- Born: Kofoworola Adekunle Abayomi 10 July 1896 Colony of Lagos
- Died: 1 January 1979 (aged 82) Lagos, Nigeria
- Occupation: Medical doctor
- Known for: Political activity
- Spouse: Oyinkansola Abayomi

= Kofo Abayomi =

Nigerian ophthalmologist and politician

Oloye Sir Kofoworola Adekunle "Kofo" Abayomi, KBE (10 July 1896 – 1 January 1979) was a Nigerian politician who was one of the founders of the nationalist group, the Nigerian Youth Movement, in 1934 and went on to have a distinguished public service career. His last major public assignment was as chairman of the Lagos Executive Development Board from 1958 until 1966.

==Early years==

Abayomi was born on 10 July 1896 in Lagos of Egbe-Yoruba origin. From 1904 until 1909, he attended UNA School, Lagos and then attended Wesleyan College now known as Methodist Boys' High School, Lagos. He retired early in 1914 to join the staff of the African Hospital, Lagos. During World War 1, he volunteered as a dresser at a main base hospital in the Camerouns. He studied pharmacy at the Yaba Higher College, then attended the Medical School of the University of Edinburgh, graduating in 1928.

He was retained as a demonstrator for a period before he returned to Nigeria to work under Dr. Oguntola Sapara.

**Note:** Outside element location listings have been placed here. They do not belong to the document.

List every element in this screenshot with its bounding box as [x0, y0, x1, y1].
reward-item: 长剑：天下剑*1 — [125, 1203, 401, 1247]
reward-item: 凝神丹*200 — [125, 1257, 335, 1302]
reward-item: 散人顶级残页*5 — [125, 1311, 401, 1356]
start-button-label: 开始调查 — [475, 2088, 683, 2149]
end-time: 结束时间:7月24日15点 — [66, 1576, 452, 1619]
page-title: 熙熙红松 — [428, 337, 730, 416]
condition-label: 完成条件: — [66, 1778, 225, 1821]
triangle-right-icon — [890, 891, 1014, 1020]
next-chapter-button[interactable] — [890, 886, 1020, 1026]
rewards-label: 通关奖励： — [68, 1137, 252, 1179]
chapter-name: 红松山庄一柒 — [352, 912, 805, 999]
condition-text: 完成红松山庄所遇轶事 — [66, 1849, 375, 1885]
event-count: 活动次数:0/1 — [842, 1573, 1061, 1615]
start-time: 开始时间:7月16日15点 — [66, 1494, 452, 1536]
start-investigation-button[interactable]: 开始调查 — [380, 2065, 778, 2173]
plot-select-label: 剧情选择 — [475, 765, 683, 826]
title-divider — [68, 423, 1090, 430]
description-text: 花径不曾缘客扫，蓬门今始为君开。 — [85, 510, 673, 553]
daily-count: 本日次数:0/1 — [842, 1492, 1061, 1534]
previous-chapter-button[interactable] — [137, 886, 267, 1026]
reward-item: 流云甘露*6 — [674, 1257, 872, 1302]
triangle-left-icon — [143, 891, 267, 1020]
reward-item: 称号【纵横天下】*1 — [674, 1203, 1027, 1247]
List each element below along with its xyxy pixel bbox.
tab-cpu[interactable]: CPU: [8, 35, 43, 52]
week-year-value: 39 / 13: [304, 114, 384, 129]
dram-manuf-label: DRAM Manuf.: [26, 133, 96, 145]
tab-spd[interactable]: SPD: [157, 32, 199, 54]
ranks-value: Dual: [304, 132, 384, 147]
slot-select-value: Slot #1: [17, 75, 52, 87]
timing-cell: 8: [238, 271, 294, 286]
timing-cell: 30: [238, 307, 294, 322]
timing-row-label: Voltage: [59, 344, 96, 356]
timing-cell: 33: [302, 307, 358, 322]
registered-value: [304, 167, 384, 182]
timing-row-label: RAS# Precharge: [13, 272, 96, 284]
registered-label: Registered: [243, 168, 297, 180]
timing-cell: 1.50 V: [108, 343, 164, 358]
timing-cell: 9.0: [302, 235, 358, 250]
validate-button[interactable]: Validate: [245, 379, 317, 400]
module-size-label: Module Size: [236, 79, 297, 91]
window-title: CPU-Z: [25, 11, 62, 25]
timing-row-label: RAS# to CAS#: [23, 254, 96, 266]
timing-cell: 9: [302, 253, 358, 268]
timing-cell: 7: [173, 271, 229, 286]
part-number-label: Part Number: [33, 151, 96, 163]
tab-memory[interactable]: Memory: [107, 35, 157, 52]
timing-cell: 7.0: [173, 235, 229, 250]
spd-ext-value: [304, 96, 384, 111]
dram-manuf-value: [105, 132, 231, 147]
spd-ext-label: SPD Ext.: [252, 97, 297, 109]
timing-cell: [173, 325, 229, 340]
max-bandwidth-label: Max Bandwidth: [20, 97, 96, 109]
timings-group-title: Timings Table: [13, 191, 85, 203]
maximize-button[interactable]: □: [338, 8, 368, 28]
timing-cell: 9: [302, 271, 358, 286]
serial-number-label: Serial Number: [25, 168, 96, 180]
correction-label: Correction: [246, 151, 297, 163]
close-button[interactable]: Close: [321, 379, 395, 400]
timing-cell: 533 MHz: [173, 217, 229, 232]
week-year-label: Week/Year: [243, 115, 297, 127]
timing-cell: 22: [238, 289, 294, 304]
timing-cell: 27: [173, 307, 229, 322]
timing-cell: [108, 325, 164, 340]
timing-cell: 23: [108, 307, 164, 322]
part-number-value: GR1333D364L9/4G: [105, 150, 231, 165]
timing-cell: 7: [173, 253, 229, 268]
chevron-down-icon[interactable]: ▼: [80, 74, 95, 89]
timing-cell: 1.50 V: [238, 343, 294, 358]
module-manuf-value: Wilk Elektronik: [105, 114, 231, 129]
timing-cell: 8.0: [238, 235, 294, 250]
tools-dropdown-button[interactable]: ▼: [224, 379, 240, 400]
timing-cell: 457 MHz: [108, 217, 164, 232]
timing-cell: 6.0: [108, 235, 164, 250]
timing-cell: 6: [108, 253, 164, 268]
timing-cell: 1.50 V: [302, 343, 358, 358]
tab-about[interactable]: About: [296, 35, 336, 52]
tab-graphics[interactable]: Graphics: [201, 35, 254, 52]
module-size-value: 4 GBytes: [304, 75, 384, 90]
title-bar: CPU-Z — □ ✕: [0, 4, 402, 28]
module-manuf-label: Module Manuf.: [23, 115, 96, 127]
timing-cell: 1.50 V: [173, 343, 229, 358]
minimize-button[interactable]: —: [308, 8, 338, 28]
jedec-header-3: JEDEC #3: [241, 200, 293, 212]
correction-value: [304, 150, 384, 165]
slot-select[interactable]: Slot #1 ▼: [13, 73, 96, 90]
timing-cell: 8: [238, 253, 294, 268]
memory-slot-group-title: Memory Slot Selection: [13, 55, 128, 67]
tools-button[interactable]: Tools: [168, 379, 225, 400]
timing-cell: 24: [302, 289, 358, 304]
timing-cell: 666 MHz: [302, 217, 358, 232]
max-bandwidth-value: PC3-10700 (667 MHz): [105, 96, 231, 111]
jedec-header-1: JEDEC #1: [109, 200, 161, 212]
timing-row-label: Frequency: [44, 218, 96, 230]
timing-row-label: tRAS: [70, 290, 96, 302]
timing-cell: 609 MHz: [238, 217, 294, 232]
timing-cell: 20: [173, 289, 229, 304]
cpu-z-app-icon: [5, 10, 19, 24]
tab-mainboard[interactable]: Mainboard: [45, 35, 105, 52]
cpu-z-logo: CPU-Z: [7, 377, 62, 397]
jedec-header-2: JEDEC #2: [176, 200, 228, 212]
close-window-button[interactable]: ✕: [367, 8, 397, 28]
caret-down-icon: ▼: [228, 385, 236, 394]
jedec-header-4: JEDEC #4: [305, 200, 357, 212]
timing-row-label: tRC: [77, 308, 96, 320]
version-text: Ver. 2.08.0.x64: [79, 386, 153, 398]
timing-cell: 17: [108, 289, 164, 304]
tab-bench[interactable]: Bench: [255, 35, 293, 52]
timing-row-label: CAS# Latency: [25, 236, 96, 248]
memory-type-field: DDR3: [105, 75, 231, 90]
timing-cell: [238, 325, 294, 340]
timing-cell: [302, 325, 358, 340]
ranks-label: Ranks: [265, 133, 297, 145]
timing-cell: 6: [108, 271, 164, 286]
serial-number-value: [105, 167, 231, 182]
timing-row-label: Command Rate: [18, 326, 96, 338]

He returned to the United Kingdom in 1930 to study tropical medicine and hygiene, and again, in 1939, for a postgraduate course in ophthalmic surgery and medicine.

As an African doctor with British training, Abayomi joined the British Colonial Medical Service to make a living.

==Nigerian Youth Movement==

Abayomi was a founding member of the Nigerian Youth Movement (NYM) in 1933.
The NYM was formed by members of the Lagos intelligentsia who were protesting the plan for Yaba College, which they considered would provide inferior education to Africans.
Abayomi became President of the NYM on the death of Dr. James Churchill Vaughan in 1937.

Abayomi was elected a member of the Legislative Council in 1938. When he resigned from both positions so he could go abroad for further studies, he precipitated a crisis.
Rival candidates were Ernest Ikoli, an Ijo, and Samuel Akisanya, an Ijebu who was supported by Nnamdi Azikiwe. When the executive chose Ikoli as their candidate, both Akisanya and Azikiwe left the party, taking most of their followers with them.

==Later career==

Abayomi returned to Nigeria in 1941 to continue his successful family practice. He later became the first private practitioner to be elected president of the Nigerian Medical Association.
The Egbe Omo Oduduwa, a Yoruba social welfare organization formed in London in 1945, was inaugurated in Ile Ife in June 1948. Sir Adeyemo Alakija was elected president. Abayomi was elected treasurer.

He was a member of the Governor's Executive council from 1949 to 1951.

In 1950, the Alaafin of Oyo, Adeyemi II, gave the Oloye Abayomi the chieftaincy title of One-Isokun of Oyo.

Two years later, in April 1952, Oba Adele II of Lagos gave him the title of Baba Isale.

Abayomi was one of the founding members of the Action Group when that party's Lagos branch was inaugurated on 5 May 1951.

In the first half of 1954, there were several tax riots in the northern Oyo towns.
In August of that year, a number of Yoruba chieftains sent him to see the Alaafin of Oyo and try to make him drop support for the nationalist National Council of Nigeria and the Cameroons.

Sir Kofo represented the Nigerian Legislature on the Governing Council of the University College, Ibadan from its foundation in 1948 to 1961. He was appointed Deputy Chairman of the Board of Management of the University College Hospital, Ibadan when it was inaugurated in 1951.

In 1958, he was appointed Chairman of the Lagos Executive Development Board, which had authority to demolish unsanitary buildings and undertake town planning schemes. The board was also involved in freehold housing and estate development in Surulere, North East and South West Ikoyi reclamation schemes and up to one thousand acres reclaimed in Victoria Island.

Abayomi became the first Nigerian Chairman of the Board of the University College Hospital, Ibadan in 1958, a position he held until 1965. In 1959, he was chairman of the Board of Management of the Lagos University Teaching Hospital in Lagos. He served on the board or as chairman of several companies for the rest of his life

Sir Kofo died peacefully at home on 1 January 1979 at the age of 82, leaving behind a widow, Oyinkan, Lady Abayomi, who was herself a prominent figure in the history of Nigeria.